Majelis Keluarga Pondok Pesantren Syaichona Mohammad Cholil menerima silaturahmi dari Persatuan Guru Nahdlatul Ulama (Pergunu) Kecamatan Sempor, Kabupaten Kebumen Provensi Jawa Tengah, setelah melakukan ziarah ke Makam Syaichona Mohammad Cholil di Bangkalan pada Sabtu, (28/12/24)
Rombongan Pergunu Kecamatan Sempor terlebih dahulu melakukan ziarah ke Makam Syaichona Mohammad Cholil, yang sering disebut Makam Mbah Cholil. Kemudian, mereka bersilaturahmi ke Pondok Pesantren Syaichona Mohammad Cholil di Kelurahan Demangan Barat.
Salah satu pengurus Pergunu Kecamatan Sempor menyatakan bahwa rombongan tersebut tidak seluruhnya dari Pergunu Sempor, melainkan juga terdiri dari pengurus MWCNU dan teman-teman yang ingin bergabung.

Dalam sambutan Ketua Pergunu Sempor menyampaikan banyak banyak terima kasih karna sudah mau meluangkan waktunya untuk menyambut mereka dan mereka meminta maaf karna sudah merepotkan para pengurus Pondok Pesantren Syaichona Moh.
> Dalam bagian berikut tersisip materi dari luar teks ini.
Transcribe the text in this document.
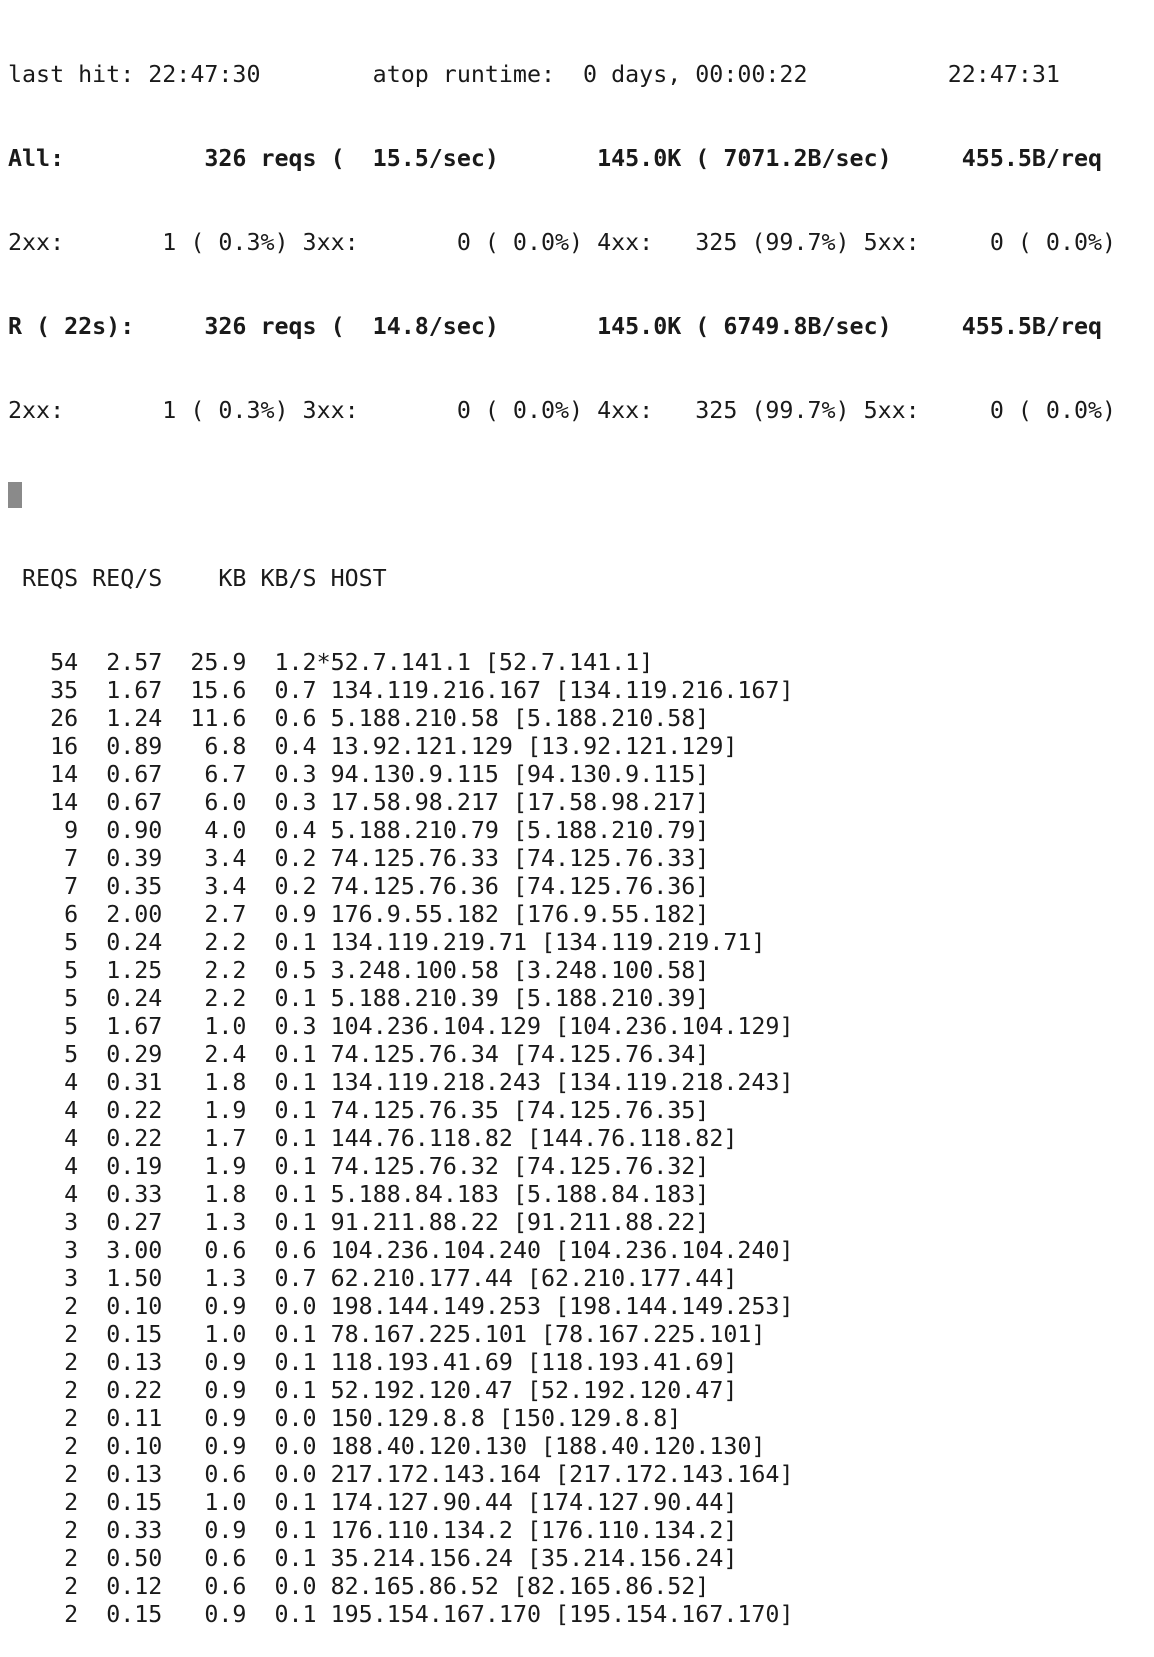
last hit: 22:47:30        atop runtime:  0 days, 00:00:22          22:47:31

All:          326 reqs (  15.5/sec)       145.0K ( 7071.2B/sec)     455.5B/req

2xx:       1 ( 0.3%) 3xx:       0 ( 0.0%) 4xx:   325 (99.7%) 5xx:     0 ( 0.0%)

R ( 22s):     326 reqs (  14.8/sec)       145.0K ( 6749.8B/sec)     455.5B/req

2xx:       1 ( 0.3%) 3xx:       0 ( 0.0%) 4xx:   325 (99.7%) 5xx:     0 ( 0.0%)

REQS REQ/S    KB KB/S HOST

54  2.57  25.9  1.2*52.7.141.1 [52.7.141.1]
35  1.67  15.6  0.7 134.119.216.167 [134.119.216.167]
26  1.24  11.6  0.6 5.188.210.58 [5.188.210.58]
16  0.89   6.8  0.4 13.92.121.129 [13.92.121.129]
14  0.67   6.7  0.3 94.130.9.115 [94.130.9.115]
14  0.67   6.0  0.3 17.58.98.217 [17.58.98.217]
9  0.90   4.0  0.4 5.188.210.79 [5.188.210.79]
7  0.39   3.4  0.2 74.125.76.33 [74.125.76.33]
7  0.35   3.4  0.2 74.125.76.36 [74.125.76.36]
6  2.00   2.7  0.9 176.9.55.182 [176.9.55.182]
5  0.24   2.2  0.1 134.119.219.71 [134.119.219.71]
5  1.25   2.2  0.5 3.248.100.58 [3.248.100.58]
5  0.24   2.2  0.1 5.188.210.39 [5.188.210.39]
5  1.67   1.0  0.3 104.236.104.129 [104.236.104.129]
5  0.29   2.4  0.1 74.125.76.34 [74.125.76.34]
4  0.31   1.8  0.1 134.119.218.243 [134.119.218.243]
4  0.22   1.9  0.1 74.125.76.35 [74.125.76.35]
4  0.22   1.7  0.1 144.76.118.82 [144.76.118.82]
4  0.19   1.9  0.1 74.125.76.32 [74.125.76.32]
4  0.33   1.8  0.1 5.188.84.183 [5.188.84.183]
3  0.27   1.3  0.1 91.211.88.22 [91.211.88.22]
3  3.00   0.6  0.6 104.236.104.240 [104.236.104.240]
3  1.50   1.3  0.7 62.210.177.44 [62.210.177.44]
2  0.10   0.9  0.0 198.144.149.253 [198.144.149.253]
2  0.15   1.0  0.1 78.167.225.101 [78.167.225.101]
2  0.13   0.9  0.1 118.193.41.69 [118.193.41.69]
2  0.22   0.9  0.1 52.192.120.47 [52.192.120.47]
2  0.11   0.9  0.0 150.129.8.8 [150.129.8.8]
2  0.10   0.9  0.0 188.40.120.130 [188.40.120.130]
2  0.13   0.6  0.0 217.172.143.164 [217.172.143.164]
2  0.15   1.0  0.1 174.127.90.44 [174.127.90.44]
2  0.33   0.9  0.1 176.110.134.2 [176.110.134.2]
2  0.50   0.6  0.1 35.214.156.24 [35.214.156.24]
2  0.12   0.6  0.0 82.165.86.52 [82.165.86.52]
2  0.15   0.9  0.1 195.154.167.170 [195.154.167.170]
Cholil.
“Kami sangat berterima kasih karna para Durriyah Syaichona Moh. Cholil dan para pengurus sudah mau menerima kami dengan lapang dada untuk bersilaturrahmi ke Pondok Pesantren ini dan merupakan anugerah bagi kami bisa menginjakkan kaki kami di Pondok Pesantren Syaichona Moh. Cholil serta kami minta maaf karna kedatangan kami membuat para majlis keluarga dan pengurus harus meluangkan waktunya untuk menyambut kami”, Ibu Khotimantun (Ketua Pergunu sekaligus ketua rombongan)
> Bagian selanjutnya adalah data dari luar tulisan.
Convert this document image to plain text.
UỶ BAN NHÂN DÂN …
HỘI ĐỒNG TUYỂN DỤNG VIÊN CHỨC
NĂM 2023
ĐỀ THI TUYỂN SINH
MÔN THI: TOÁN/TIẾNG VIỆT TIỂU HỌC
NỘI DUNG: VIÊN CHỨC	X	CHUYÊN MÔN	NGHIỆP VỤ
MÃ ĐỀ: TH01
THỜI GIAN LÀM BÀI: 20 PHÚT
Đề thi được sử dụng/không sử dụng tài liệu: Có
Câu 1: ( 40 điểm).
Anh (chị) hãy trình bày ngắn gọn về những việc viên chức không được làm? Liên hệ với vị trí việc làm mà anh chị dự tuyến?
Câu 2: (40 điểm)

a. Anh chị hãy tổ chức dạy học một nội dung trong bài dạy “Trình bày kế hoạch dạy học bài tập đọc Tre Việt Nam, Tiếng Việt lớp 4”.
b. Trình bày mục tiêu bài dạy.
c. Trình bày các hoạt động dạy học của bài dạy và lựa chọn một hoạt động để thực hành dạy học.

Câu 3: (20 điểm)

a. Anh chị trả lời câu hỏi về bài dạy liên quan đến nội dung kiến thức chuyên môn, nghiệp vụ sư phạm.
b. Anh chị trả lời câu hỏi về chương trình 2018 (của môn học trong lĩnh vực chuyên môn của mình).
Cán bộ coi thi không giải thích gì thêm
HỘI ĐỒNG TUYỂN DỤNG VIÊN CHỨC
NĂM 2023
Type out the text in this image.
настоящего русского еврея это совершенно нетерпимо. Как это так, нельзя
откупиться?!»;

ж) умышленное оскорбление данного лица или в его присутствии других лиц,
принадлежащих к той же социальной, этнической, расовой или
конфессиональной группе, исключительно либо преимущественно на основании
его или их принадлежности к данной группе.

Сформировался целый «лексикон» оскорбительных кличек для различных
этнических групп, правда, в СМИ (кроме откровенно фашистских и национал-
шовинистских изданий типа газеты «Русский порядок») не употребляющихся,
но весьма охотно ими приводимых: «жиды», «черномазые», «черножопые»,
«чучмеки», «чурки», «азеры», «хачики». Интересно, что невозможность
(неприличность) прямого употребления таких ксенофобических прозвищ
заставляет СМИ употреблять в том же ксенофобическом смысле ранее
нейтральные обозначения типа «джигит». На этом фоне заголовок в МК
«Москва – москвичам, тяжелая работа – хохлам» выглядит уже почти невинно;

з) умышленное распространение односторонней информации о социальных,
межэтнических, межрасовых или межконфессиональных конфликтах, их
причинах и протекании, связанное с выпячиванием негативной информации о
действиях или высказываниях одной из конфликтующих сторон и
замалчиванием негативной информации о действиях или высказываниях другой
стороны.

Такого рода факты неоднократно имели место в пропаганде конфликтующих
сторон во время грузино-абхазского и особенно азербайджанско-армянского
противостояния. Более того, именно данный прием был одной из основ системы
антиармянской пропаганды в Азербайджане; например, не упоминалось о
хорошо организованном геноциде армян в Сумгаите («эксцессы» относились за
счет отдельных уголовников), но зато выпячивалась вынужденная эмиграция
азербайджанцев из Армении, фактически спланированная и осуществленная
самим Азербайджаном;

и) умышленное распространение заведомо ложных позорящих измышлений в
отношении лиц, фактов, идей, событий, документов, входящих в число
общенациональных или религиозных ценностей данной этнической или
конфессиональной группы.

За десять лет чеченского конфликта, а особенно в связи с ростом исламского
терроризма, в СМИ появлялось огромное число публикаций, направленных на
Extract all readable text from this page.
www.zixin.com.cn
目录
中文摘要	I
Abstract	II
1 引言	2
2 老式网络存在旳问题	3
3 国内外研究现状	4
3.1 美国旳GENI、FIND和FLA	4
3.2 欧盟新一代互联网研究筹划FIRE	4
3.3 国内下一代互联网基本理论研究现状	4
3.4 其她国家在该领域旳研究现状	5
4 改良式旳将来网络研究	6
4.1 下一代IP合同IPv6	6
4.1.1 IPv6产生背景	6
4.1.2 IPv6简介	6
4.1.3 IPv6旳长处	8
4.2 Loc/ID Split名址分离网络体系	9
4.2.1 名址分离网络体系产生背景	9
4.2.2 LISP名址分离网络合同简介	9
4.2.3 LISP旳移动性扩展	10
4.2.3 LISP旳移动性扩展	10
Kemudian, acara dilanjutkan dengan sambutan oleh Majelis Keluarga Pondok Pesantren Syaichona Moh. Cholil, KH. Makki Nasir bin Nasir bin Nyai Asma bin Syaichona Moh. Cholil, yang merupakan generasi ke-4. Beliau juga memperkenalkan Pengasuh Pondok Pesantren, RKH. Fakhruddin Aschal bin RKHS. Abdullah Schal bin Nyai Romlah bin RKH. Imron bin Syaichona Mohammad Cholil, generasi ke-5 yang pada hari ini beliau tidak bisa menyambut para tamunya karna masih berda di Makkah sedang melaksanakan Umrah.
KH. Makki Nasir menyampaikan beberapa hal tentang Syaichona Mohammad Cholil dan peninggalannya.
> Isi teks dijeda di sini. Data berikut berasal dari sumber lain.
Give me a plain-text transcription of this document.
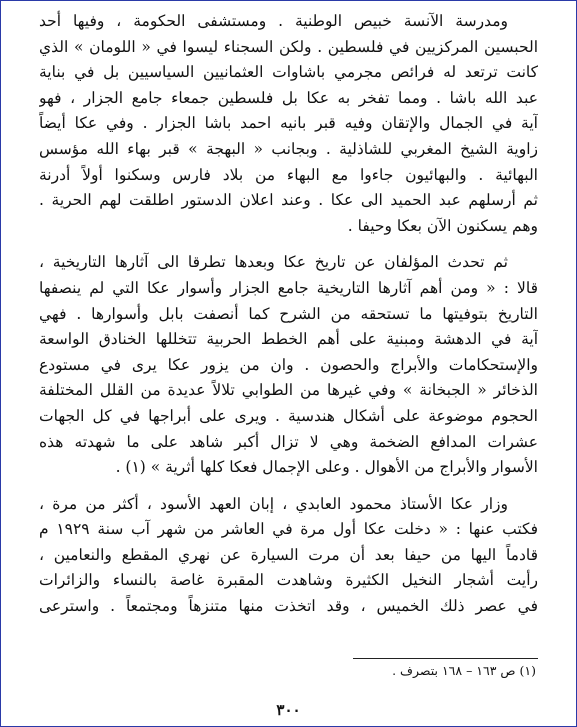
ومدرسة الآنسة خبيص الوطنية . ومستشفى الحكومة ، وفيها أحد
الحبسين المركزيين في فلسطين . ولكن السجناء ليسوا في « اللومان » الذي
كانت ترتعد له فرائص مجرمي باشاوات العثمانيين السياسيين بل في بناية
عبد الله باشا . ومما تفخر به عكا بل فلسطين جمعاء جامع الجزار ، فهو
آية في الجمال والإتقان وفيه قبر بانيه احمد باشا الجزار . وفي عكا أيضاً
زاوية الشيخ المغربي للشاذلية . وبجانب « البهجة » قبر بهاء الله مؤسس
البهائية . والبهائيون جاءوا مع البهاء من بلاد فارس وسكنوا أولاً أدرنة
ثم أرسلهم عبد الحميد الى عكا . وعند اعلان الدستور اطلقت لهم الحرية .
وهم يسكنون الآن بعكا وحيفا .
ثم تحدث المؤلفان عن تاريخ عكا وبعدها تطرقا الى آثارها التاريخية ،
قالا : « ومن أهم آثارها التاريخية جامع الجزار وأسوار عكا التي لم ينصفها
التاريخ بتوفيتها ما تستحقه من الشرح كما أنصفت بابل وأسوارها . فهي
آية في الدهشة ومبنية على أهم الخطط الحربية تتخللها الخنادق الواسعة
والإستحكامات والأبراج والحصون . وان من يزور عكا يرى في مستودع
الذخائر « الجبخانة » وفي غيرها من الطوابي تلالاً عديدة من القلل المختلفة
الحجوم موضوعة على أشكال هندسية . ويرى على أبراجها في كل الجهات
عشرات المدافع الضخمة وهي لا تزال أكبر شاهد على ما شهدته هذه
الأسوار والأبراج من الأهوال . وعلى الإجمال فعكا كلها أثرية » (١) .
وزار عكا الأستاذ محمود العابدي ، إبان العهد الأسود ، أكثر من مرة ،
فكتب عنها : « دخلت عكا أول مرة في العاشر من شهر آب سنة ١٩٢٩ م
قادماً اليها من حيفا بعد أن مرت السيارة عن نهري المقطع والنعامين ،
رأيت أشجار النخيل الكثيرة وشاهدت المقبرة غاصة بالنساء والزائرات
في عصر ذلك الخميس ، وقد اتخذت منها متنزهاً ومجتمعاً . واسترعى
(١) ص ١٦٣ – ١٦٨ بتصرف .
٣٠٠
“Bangunan pesantren yang masih asli adalah Musholla ini. Bangunan lainnya, seperti dhalem dan kamar santri, telah direnovasi. Musholla ini tetap dipertahankan tapi bungkus dengan bangunan modern.” Terangnya KH. Makki Nasir (Majlis Keluarga Pondok Pesantren Syaichona Moh. Cholil)
Beliau juga menceritakan perjalanan Syaichona Moh. Cholil ketika menuntut ilmu, mulai dari Pantura bagian Barat hingga Banyuangi kemudian melanjutkan ke Makkah.
Syaichona Moh. Cholil ini sejak kecil beliau sudah terkenal dengan sosok yang haus dengan ilmu dimana ada kiyai dan ulama beliau akan hampiri untuk menuntut ilmu kepadanya, dimulai dari pantura bagian barat sampek ke Banyuangi setelah itu beliau melanjutkan ke Makkah dengan penuh ketawaduan, akhirnya suatu ketika beliau di suruh pulang oleh gurunya, maka beliau pulang ketanah kelahirannya yang pada saat itu beliau masih haus akan ilmu, saat itu beliau mendengar bahwa ada pusat pengetahuan di Messir yaitu Al-Azhar beliau ingin menuntut ilmu kesana karna beliau sangat tawaduk pada gurunya maka akhirnya beliau pulang ketanah kelahiran beliau untuk menyebarkan ilmunya, karna berkat ketawaduannya inilah beliau mendapatkan derajat yang sangat tinggi di sisi Allah SWT”, Tuturnya
Acara ditutup dengan pembacaan doa oleh KH. Makki Nasir dan diakhiri dengan ramah tamah.